Um dia, dois dias se passaram. Severus tentava se concentrar no trabalho no Castelo e em suas poções, mas a ansiedade o corroía.

Na tarde do terceiro dia, estava preparando um antídoto contra veneno de Erumpent que lhe havia sido encomendado pelo Apotecário de Longbottom quando um estalido forte se fez ouvir. Alguém estava tentando quebrar seus encantos de proteção. Severus quase voou pelos corredores e escada acima, varinha em punho.

— Snape!

Uma alegria estúpida brotou em seu íntimo.

— Potter, pare já com isso.

Severus pronunciou o encanto para que Harry pudesse entrar pela porta que dava para a escada das masmorras e aguardou alguns degraus abaixo até que Harry descesse carregando sua vassoura e um baú.

— Por que não avisou que viria?

— Era muito complicado enviar uma mensagem. Eu não queria perder mais tempo.

— Se tivesse avisado, eu teria arrumado um lugar para você.

— A gente dá um jeito.

— Vamos aos meus aposentos, então. Estou terminando uma poção.

Severus viu Harry largar seu baú e sua vassoura ao lado do sofá onde havia dormido três dias antes, e seguiu direto para seu laboratório, ao lado do escritório. Foi logo baixando o fogo e pegando a concha para mexer o caldeirão.

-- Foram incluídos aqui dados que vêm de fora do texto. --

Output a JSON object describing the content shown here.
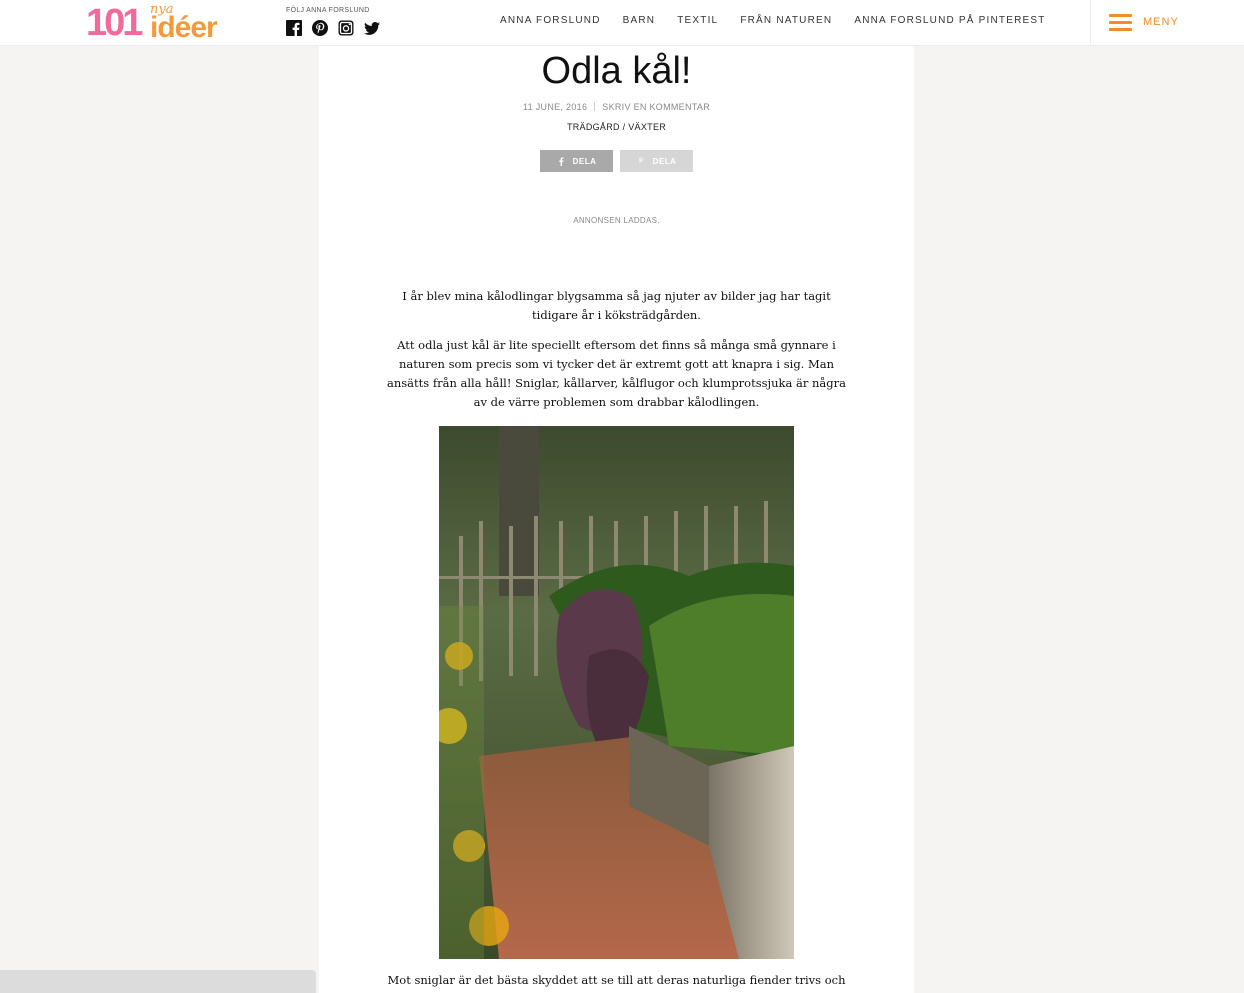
{
  "header": {
    "logo": {
      "number": "101",
      "script": "nya",
      "word": "idéer"
    },
    "follow_label": "FÖLJ ANNA FORSLUND",
    "social_icons": [
      "facebook-icon",
      "pinterest-icon",
      "instagram-icon",
      "twitter-icon"
    ],
    "nav": [
      "ANNA FORSLUND",
      "BARN",
      "TEXTIL",
      "FRÅN NATUREN",
      "ANNA FORSLUND PÅ PINTEREST"
    ],
    "menu_label": "MENY"
  },
  "article": {
    "title": "Odla kål!",
    "date": "11 JUNE, 2016",
    "comment_link": "SKRIV EN KOMMENTAR",
    "category_1": "TRÄDGÅRD",
    "category_separator": " / ",
    "category_2": "VÄXTER",
    "share_facebook": "DELA",
    "share_pinterest": "DELA",
    "ad_notice": "ANNONSEN LADDAS.",
    "paragraph_1": "I år blev mina kålodlingar blygsamma så jag njuter av bilder jag har tagit tidigare år i köksträdgården.",
    "paragraph_2": "Att odla just kål är lite speciellt eftersom det finns så många små gynnare i naturen som precis som vi tycker det är extremt gott att knapra i sig. Man ansätts från alla håll! Sniglar, kållarver, kålflugor och klumprotssjuka är några av de värre problemen som drabbar kålodlingen.",
    "paragraph_3": "Mot sniglar är det bästa skyddet att se till att deras naturliga fiender trivs och sedan får"
  },
  "colors": {
    "brand_pink": "#f06a9c",
    "brand_orange": "#f49a3a",
    "menu_orange": "#f28c2a",
    "page_bg": "#f5f4f2"
  }
}
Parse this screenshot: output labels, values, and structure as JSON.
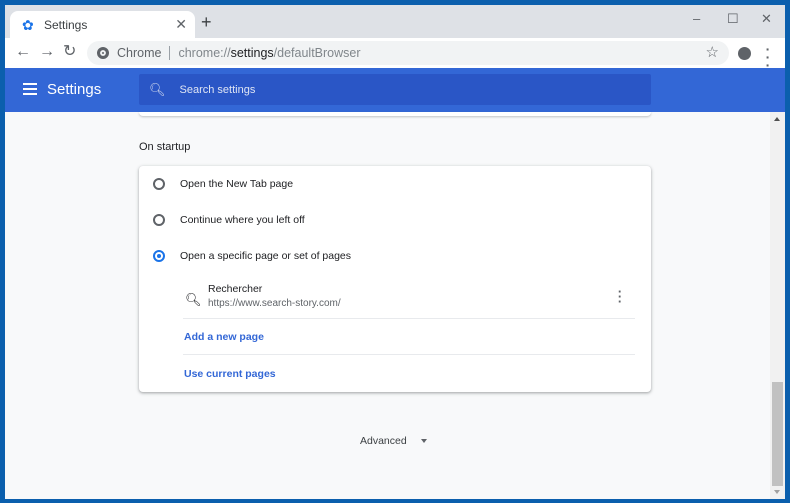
{
  "browser": {
    "tab": {
      "title": "Settings",
      "icon": "gear-icon",
      "close_glyph": "✕"
    },
    "new_tab_glyph": "+",
    "window_controls": {
      "minimize": "–",
      "maximize": "☐",
      "close": "✕"
    },
    "nav": {
      "back": "←",
      "forward": "→",
      "reload": "↻"
    },
    "omnibox": {
      "chip": "Chrome",
      "url_prefix": "chrome://",
      "url_host": "settings",
      "url_path": "/defaultBrowser"
    },
    "bookmark_star": "☆",
    "menu_glyph": "⋮"
  },
  "header": {
    "title": "Settings",
    "search_placeholder": "Search settings"
  },
  "startup": {
    "title": "On startup",
    "options": [
      {
        "label": "Open the New Tab page",
        "selected": false
      },
      {
        "label": "Continue where you left off",
        "selected": false
      },
      {
        "label": "Open a specific page or set of pages",
        "selected": true
      }
    ],
    "pages": [
      {
        "name": "Rechercher",
        "url": "https://www.search-story.com/"
      }
    ],
    "add_page_label": "Add a new page",
    "use_current_label": "Use current pages"
  },
  "advanced_label": "Advanced",
  "colors": {
    "accent": "#1a73e8",
    "header": "#3367d6",
    "link": "#3367d6"
  }
}
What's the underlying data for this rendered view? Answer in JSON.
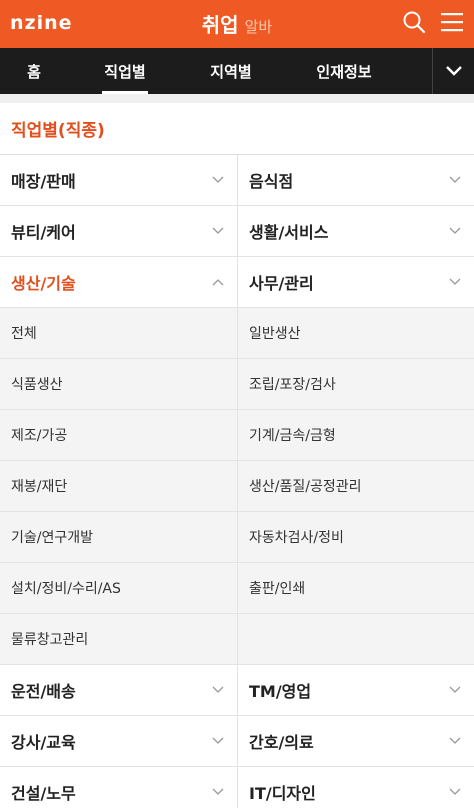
{
  "header": {
    "logo": "nzine",
    "title": "취업",
    "subtitle": "알바"
  },
  "tabs": [
    {
      "label": "홈"
    },
    {
      "label": "직업별"
    },
    {
      "label": "지역별"
    },
    {
      "label": "인재정보"
    }
  ],
  "section": {
    "title": "직업별(직종)"
  },
  "categories": {
    "r1": [
      "매장/판매",
      "음식점"
    ],
    "r2": [
      "뷰티/케어",
      "생활/서비스"
    ],
    "r3": [
      "생산/기술",
      "사무/관리"
    ],
    "r4": [
      "운전/배송",
      "TM/영업"
    ],
    "r5": [
      "강사/교육",
      "간호/의료"
    ],
    "r6": [
      "건설/노무",
      "IT/디자인"
    ]
  },
  "subcategories": [
    [
      "전체",
      "일반생산"
    ],
    [
      "식품생산",
      "조립/포장/검사"
    ],
    [
      "제조/가공",
      "기계/금속/금형"
    ],
    [
      "재봉/재단",
      "생산/품질/공정관리"
    ],
    [
      "기술/연구개발",
      "자동차검사/정비"
    ],
    [
      "설치/정비/수리/AS",
      "출판/인쇄"
    ],
    [
      "물류창고관리",
      ""
    ]
  ],
  "colors": {
    "brand": "#ef5a24",
    "accent_text": "#e24f1d",
    "tabbar": "#1c1c1c"
  },
  "icons": {
    "search": "search-icon",
    "menu": "hamburger-menu-icon",
    "more": "chevron-down-icon"
  }
}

Quando viu que estava tudo bem, que a poção não havia passado do ponto, ergueu os olhos e viu Harry diante de si.

— Posso ajudar em alguma coisa? — disse Harry.

— Já estou terminando. Depois vamos ver onde você vai ficar.

— Eu poderia ficar naquele quarto abandonado, aqui nas masmorras? Acho que é o mais fácil, não?

Perto, mas não tanto quanto eu gostaria, pensou Severus. Então repreendeu a si mesmo, e fechou a cara.

—Sente por aí e descanse, então, porque temos trabalho pesado pela frente.

Os aposentos que caberiam a Harry não eram tão vastos quanto os de Snape — afinal, Snape era chefe de uma Casa e professor de Poções: tinha direito a um amplo escritório e a um laboratório. Harry tinha apenas um pequeno escritório que dava para o corredor, supostamente para atender os alunos, e um quarto de dormir, também com porta para o corredor. As duas peças eram interligadas, e havia também um banheiro com porta na parede dos fundos do quarto. Eles iriam limpar, a princípio, apenas o quarto e o banheiro, já que Harry não tinha tanta necessidade de um escritório.

Passaram o resto da tarde limpando teias de aranha e matando fadas-mordentes com um fadicida não-tóxico que Snape havia inventado. Havia também alguns bandinhos, por sorte não muito disseminados, que eles puderam eliminar com um "Limpar!". O que complicava um pouco a limpeza era que Snape queria guardar tudo o que encontrava como ingredientes para poções.

Ao final da tarde, Harry, exausto, pôde ir tomar banho em seu novo banheiro, enquanto Snape ia para o seu. A banheira era antiga e luxuosa, em mármore verde, e as torneiras tinham a forma de serpentes. Harry ficou vários minutos no banho, descansando. Depois, enrolou-se na toalha nova que comprara em Hogsmeade e saiu para o quarto.

Seu quarto até que ficara bonito. A cama era de casal — Snape lhe dissera que todos os quartos de professores continham uma cama assim. A idéia era que, se o professor fosse casado, o cônjuge pudesse ir visitá-lo. Havia também um amplo armário, uma penteadeira e uma janela enfeitiçada que lançava, durante o dia, uma luz simulada em seu quarto. Era triste não ter uma janela de verdade, mas, por outro lado, ele não precisava se preocupar em ter de manter a janela fechada por segurança.

Ainda estava se vestindo quando Snape bateu à porta.

— Potter!

— O que é?

— Vou requentar o almoço. Se soubesse que viria, teria me preparado para fazer um jantar.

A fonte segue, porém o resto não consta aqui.